No two days are alike for Katie VanRyn. She might spend a morning helping one family apply for a handicapped hang tag for their van. She might then assist another family fill in aid applications to secure financial assistance to defray the cost of care. Or she may spend an afternoon looking at funeral homes, pricing the difference between cremation and burial.
That’s all in a day’s work for VanRyn, a social worker with Emmanuel Hospice, who helps patients and families navigate crucial end-of-life issues.
“My role in working with patients is to focus on their psychosocial needs,” VanRyn explains. “It may be in the form of counseling patients and families, making referrals or connecting them to resources. If they need to move – either to a facility where they can receive greater care or back into their home – I help facilitate that.
“I can also help families have those difficult but necessary end-of-life discussions. I can talk with them about funeral arrangements, advance directives or how they want to spend their final days, giving them a chance to make their wishes known.”
Vern Bareman knows that Katie and her social work colleagues at Emmanuel Hospice play an integral role in the care process.
“Every family is different,” says Bareman, director of psychosocial services. “The social worker really helps guide the family dynamics as we go through the very difficult transitional period with people at the end-of-life.
“Our team is well-versed in end-of-life care, from understanding insurance regulations to providing counseling to navigating funeral arrangements. There is a broad range of things that patients don’t think about on a day-to-day basis. Our social workers can step in with a huge wealth of knowledge to share.”

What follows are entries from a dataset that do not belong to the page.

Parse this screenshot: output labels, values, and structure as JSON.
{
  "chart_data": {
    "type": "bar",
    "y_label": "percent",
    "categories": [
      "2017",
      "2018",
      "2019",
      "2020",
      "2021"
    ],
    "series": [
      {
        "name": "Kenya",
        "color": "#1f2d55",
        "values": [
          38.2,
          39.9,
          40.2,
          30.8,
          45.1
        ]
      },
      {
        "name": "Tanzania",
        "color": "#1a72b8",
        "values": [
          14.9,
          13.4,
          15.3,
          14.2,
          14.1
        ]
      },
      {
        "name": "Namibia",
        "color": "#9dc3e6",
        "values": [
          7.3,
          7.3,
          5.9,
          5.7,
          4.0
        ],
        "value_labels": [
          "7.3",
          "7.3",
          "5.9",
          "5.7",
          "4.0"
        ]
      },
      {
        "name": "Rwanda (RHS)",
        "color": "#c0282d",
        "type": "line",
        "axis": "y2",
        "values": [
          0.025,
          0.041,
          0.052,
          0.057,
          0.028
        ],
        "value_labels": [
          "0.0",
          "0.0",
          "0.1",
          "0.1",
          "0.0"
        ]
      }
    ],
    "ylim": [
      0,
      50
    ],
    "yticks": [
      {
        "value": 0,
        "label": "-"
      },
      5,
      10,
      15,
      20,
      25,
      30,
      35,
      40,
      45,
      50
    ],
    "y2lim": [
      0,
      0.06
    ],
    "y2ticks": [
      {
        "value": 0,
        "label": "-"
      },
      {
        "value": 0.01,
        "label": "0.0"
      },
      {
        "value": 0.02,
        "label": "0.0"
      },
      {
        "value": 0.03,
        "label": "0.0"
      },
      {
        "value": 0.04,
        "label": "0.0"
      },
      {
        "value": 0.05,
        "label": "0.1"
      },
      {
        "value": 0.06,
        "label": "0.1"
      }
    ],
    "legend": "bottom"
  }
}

VanRyn and her colleagues bring that knowledge to the interdisciplinary patient care teams at Emmanuel Hospice, which also include medical professionals and spiritual caregivers. Bareman likens this trio to a three-legged stool; without the social workers, the stool would topple over.
Yet patients and families don’t always see the need for a social worker. While the role of the nurse or doctor or chaplain is pretty clear, VanRyn says she often gets a lot of questions about why she’s at the bedside.
“Families are not required to have a social worker as part of their hospice team, and some do decline our services,” VanRyn said. “We still offer our support to the nurse who is part of the team, and often we will get a call in a few days or weeks asking us to step in after all.
“Of course, I prefer to be part of the process from the very first meeting. This allows the family to have a discussion upfront about what the needs are. Depending on those needs, I might back out for a bit and, when things are getting closer to the end, I can step back in.”
As part of her initial assessment, VanRyn asks the patients about their interests and hobbies. She notes that as patients get closer to death, they have less energy. Identifying what gives them joy allows VanRyn to help patients conserve their energy so they can focus on those pursuits with the time they have left.
VanRyn and her colleagues have helped patients take a final trip to a Lake Michigan beach, a casino, a family cabin, and a family wedding. Sometimes the wishes are simpler: Facilitating a Skype call with a long-distance friend or arranging a lunch visit with family.
Bareman notes that having a social worker on the team can break down barriers within the family.
“Sometimes patients want to put up a brave front for their families,” Bareman says. “When they are alone with the social worker, though, they open up and say, ‘I am ready to go, but I need to stay strong for my spouse.’ The social worker has a way of allowing them open up, and then facilitating conversations with the rest of the family.”
In fact, setting the table so that those conversations can take place is one of VanRyn’s favorite parts of her job.
“One of the most rewarding things I get to do is to help educate families and facilitate conversations,” she says. “As a social worker, I can encourage a conversation between patients and families. If they are unsettled about dying and not comfortable talking about it, I can ask questions that may prompt a discussion after I leave.
“If people can talk ahead of time about their advanced directives and funeral planning, it is so much easier. These are hard conversations to have, and some people just don’t want to have them. It’s admitting they are dying. But if they can get that piece out of the way, then can then focus on living.”